The Rotunda: a horrible 1960s monument to British architects’ incessant search for originality in the absence of taste or imagination. It has been preserved by the kind of criminals who allowed it to be built in the first place, in the hope that by doing so their own lack of taste and imagination will be justified or overlooked

Central Library: a preternaturally ugly and uncleanable inverted step pyramid of concrete, which replaced the magnificent and thoughtlessly demolished Victorian library

The Digbeth Dalek: there isn’t anything else like it in the world, nor should there be: uniqueness in art or architecture is no guarantee of merit or virtue, and in the hands of British architects is a guarantee of their opposite. This wall is already dirty and looks shabby; the glass roof of much of the shopping centre is also already dirty. The wall and the glass roof will be cleaned infrequently, if at all, because cleaning means costs rather than profit, and the British population has made perfectly clear by its behaviour that it doesn’t mind squalor in the least

Corbusians versus the cockroaches

Dalrymple writes that Le Corbusier’s

casual but vicious totalitarianism, his inhumanity, his rage against humans, is evident. He felt the affection and concern for humans that most people feel for cockroaches.

Like Hitler, Le Corbusier

wanted to be an artist, and, as with Hitler, the world would have been a better place if he had achieved his ambition — one could have avoided his productions. The buildings that he and myriad acolytes have built scour the retina of the viewer.

The Corbusians are original in nothing but the new outrages they commit

A single Corbusian building

can devastate a landscape or destroy an ancient townscape, with a finality quite without appeal.

As for Le Corbusier’s city planning,

it was of a childish inhumanity and rank amateurism that would have been mildly amusing had it remained theoretical.

Dalrymple’s æsthetic detestation of Charles-Édouard Jeanneret

Le Corbusier, Dalrymple points out, was

  • personally unpleasant
  • a plagiarist
  • a liar
  • a cheat
  • a thief

His ideas were

gimcrack at best, and often far worse than merely bad.

A criminally bad architect

To commission a building from Le Corbusier

was to tie a ball and chain around one’s ankle, committing to Sisyphean bills for maintenance, as well as to a dishonest estimate of what the building would cost to build. He was technically ignorant and incompetent, laughably so. His roofs leaked, his materials deteriorated. He never grasped elementary principles of engineering.

A house by Le Corbusier

was not so much a machine for living in (one of his fatuous dicta) as a machine for generating costs and for moving out of.
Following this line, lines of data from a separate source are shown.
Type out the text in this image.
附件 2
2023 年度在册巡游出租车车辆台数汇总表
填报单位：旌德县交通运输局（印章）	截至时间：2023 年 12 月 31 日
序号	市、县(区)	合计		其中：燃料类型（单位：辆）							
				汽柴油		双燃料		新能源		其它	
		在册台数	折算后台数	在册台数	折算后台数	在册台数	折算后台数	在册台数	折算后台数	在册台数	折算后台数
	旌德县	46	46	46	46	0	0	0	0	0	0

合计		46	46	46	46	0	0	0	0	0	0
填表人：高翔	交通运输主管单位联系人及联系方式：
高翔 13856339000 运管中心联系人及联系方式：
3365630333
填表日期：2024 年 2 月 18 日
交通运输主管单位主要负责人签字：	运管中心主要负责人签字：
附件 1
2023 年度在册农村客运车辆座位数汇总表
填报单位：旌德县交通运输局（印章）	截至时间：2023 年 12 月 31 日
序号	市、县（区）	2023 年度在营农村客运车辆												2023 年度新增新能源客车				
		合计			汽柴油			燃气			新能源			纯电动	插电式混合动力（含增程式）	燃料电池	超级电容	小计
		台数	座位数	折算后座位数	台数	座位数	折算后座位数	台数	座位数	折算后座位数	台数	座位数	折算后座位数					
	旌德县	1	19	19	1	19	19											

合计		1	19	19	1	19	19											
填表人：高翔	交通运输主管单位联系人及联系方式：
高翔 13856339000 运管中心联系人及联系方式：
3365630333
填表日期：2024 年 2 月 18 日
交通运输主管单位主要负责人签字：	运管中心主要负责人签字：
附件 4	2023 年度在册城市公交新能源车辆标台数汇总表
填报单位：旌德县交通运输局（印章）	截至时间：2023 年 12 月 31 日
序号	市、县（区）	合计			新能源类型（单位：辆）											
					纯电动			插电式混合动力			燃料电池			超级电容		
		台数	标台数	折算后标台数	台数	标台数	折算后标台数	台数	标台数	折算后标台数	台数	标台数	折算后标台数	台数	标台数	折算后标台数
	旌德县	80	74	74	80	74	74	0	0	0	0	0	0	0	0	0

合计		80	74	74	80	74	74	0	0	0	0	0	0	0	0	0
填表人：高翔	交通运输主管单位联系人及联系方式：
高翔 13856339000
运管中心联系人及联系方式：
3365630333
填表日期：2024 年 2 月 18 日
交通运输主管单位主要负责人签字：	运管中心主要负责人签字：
In the name of functionality, Le Corbusier built what did not work; in the name of mass production, everything he used had to be individually fashioned.

Having no human qualities himself,

and lacking all imagination, he did not even understand that shade in a hot climate was desirable, indeed essential.

Foulest of the fascist architects

Le Corbusier’s writing is

exhortatory and often ungrammatical, full of non-sequiturs and dubious assertions. He raves rather than argues; everything is written in an imperious take-it-or-leave-it mode.

Le Corbusier’s pronouncements, and the belief in them,

led to the construction of a thousand urban hells, worse in some ways than traditional slums because they were designed to eliminate spontaneous human contact. He hated the street, because it was messy, unofficial and unofficiated. He hated it as an obsessively houseproud woman hates dust.

Despite his horrible failings, Le Corbusier exerts

an unaccountable hold over architects and intellectuals. In France (but not only in France), to criticise him is to put oneself beyond the pale, and careers have been obstructed if not ruined by doing so. He seems to have a grip over minds, and those who are attracted to him are attracted also to totalitarian methods of keeping control over opinion. While hundreds of fawning books have been published about him, only a relative handful have taken a critical stance, and even those that provide ample evidence of his manifold defects and crimes refrain from drawing the obvious conclusion.